Ma réponse fut, dit-on, très éloquente, mais je ne puis affirmer que cette réponse fut réellement faite par moi.

Je vivais depuis quelques heures dans une surexcitation d’émotions successives. Je n’avais pris aucune nourriture, aucun sommeil. Mon cœur n’avait cessé de battre une charge émue et joyeuse. Mon cerveau s’était empli de mille faits entassés depuis sept mois et racontés en deux heures.

Et cette réception triomphale à laquelle j’étais loin de m’attendre, étant donné mon départ si malmené par la presse parisienne, et les incidents de mon voyage toujours mal interprétés, volontairement, par quelques journaux français !

Toutes ces coïncidences étaient de proportions si différentes qu’elles me semblaient invraisemblables.

La représentation donna fructueuse moisson aux sauveteurs.
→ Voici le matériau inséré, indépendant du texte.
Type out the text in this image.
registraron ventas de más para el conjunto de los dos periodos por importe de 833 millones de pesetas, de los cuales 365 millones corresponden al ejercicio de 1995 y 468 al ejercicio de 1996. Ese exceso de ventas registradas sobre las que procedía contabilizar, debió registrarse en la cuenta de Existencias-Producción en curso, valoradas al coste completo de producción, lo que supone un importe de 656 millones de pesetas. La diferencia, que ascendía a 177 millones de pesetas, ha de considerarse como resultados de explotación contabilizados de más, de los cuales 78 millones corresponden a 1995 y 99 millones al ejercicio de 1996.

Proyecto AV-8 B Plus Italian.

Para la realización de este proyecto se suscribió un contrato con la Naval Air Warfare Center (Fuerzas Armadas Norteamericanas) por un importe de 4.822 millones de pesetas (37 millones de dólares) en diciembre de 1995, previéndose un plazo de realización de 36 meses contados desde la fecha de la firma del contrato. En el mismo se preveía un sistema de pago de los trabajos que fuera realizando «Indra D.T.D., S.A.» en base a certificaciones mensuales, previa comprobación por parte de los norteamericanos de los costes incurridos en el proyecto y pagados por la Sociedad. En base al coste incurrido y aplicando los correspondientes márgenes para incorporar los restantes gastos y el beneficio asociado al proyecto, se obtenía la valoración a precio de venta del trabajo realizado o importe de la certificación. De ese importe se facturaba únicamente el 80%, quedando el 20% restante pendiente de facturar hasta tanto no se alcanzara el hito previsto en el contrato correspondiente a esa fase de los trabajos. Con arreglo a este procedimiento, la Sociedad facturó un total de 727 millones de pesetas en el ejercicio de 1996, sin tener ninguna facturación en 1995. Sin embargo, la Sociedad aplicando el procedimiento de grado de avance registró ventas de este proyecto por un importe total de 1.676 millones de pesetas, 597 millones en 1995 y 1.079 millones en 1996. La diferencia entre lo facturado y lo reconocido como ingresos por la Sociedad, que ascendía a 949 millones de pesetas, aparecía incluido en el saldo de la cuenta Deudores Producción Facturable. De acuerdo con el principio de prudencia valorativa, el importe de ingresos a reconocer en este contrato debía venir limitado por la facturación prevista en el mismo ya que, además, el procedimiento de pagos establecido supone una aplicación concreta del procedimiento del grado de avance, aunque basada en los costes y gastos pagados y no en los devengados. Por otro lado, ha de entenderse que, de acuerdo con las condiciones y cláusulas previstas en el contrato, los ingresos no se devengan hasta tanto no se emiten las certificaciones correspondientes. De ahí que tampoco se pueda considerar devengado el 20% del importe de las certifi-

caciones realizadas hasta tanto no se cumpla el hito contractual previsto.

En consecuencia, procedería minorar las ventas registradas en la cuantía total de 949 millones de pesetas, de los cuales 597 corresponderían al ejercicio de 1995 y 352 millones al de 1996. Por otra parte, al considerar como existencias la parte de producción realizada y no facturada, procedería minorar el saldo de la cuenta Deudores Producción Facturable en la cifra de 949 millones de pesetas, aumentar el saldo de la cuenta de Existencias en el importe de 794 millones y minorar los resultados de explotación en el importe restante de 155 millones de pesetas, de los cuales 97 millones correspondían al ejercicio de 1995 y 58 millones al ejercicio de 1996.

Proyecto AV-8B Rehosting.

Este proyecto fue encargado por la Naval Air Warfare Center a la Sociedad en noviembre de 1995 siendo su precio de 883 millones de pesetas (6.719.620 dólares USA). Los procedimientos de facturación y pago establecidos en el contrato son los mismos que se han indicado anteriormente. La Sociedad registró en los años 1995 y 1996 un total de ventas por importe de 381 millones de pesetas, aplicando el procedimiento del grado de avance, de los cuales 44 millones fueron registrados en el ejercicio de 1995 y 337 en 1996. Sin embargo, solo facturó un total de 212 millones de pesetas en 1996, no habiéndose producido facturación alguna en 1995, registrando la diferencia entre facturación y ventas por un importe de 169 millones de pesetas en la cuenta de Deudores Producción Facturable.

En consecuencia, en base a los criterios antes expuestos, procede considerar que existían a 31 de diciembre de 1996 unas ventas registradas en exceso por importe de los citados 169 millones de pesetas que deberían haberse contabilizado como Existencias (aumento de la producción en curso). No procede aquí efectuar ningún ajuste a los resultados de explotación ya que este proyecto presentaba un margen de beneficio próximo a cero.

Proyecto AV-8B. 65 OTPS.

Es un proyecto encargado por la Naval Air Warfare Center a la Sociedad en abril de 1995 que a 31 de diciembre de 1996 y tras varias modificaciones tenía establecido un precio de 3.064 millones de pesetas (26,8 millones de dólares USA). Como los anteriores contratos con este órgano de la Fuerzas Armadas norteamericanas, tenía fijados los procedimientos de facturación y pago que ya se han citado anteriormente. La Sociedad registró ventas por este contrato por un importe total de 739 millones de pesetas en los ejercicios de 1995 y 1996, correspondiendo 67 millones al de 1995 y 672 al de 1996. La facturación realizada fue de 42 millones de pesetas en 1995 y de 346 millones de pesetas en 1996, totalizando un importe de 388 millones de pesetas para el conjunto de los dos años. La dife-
Quant à moi, je jouai La Dame aux Camélias, pour la première fois, en France. Le dieu était venu. Et j’affirme que ceux qui ont assisté à cette représentation ont eu la quintessence de ce que mon art personnel peut donner.

Je passai la nuit dans ma propriété de Sainte-Adresse. Et, le lendemain, je partais pour Paris. Une ovation des plus flatteuses m’attendait à l’arrivée.

Puis, trois jours après, installée dans mon hôtel de l’avenue de Villiers, je recevais Victorien Sardou pour entendre la lecture de sa magnifique pièce : Fedora.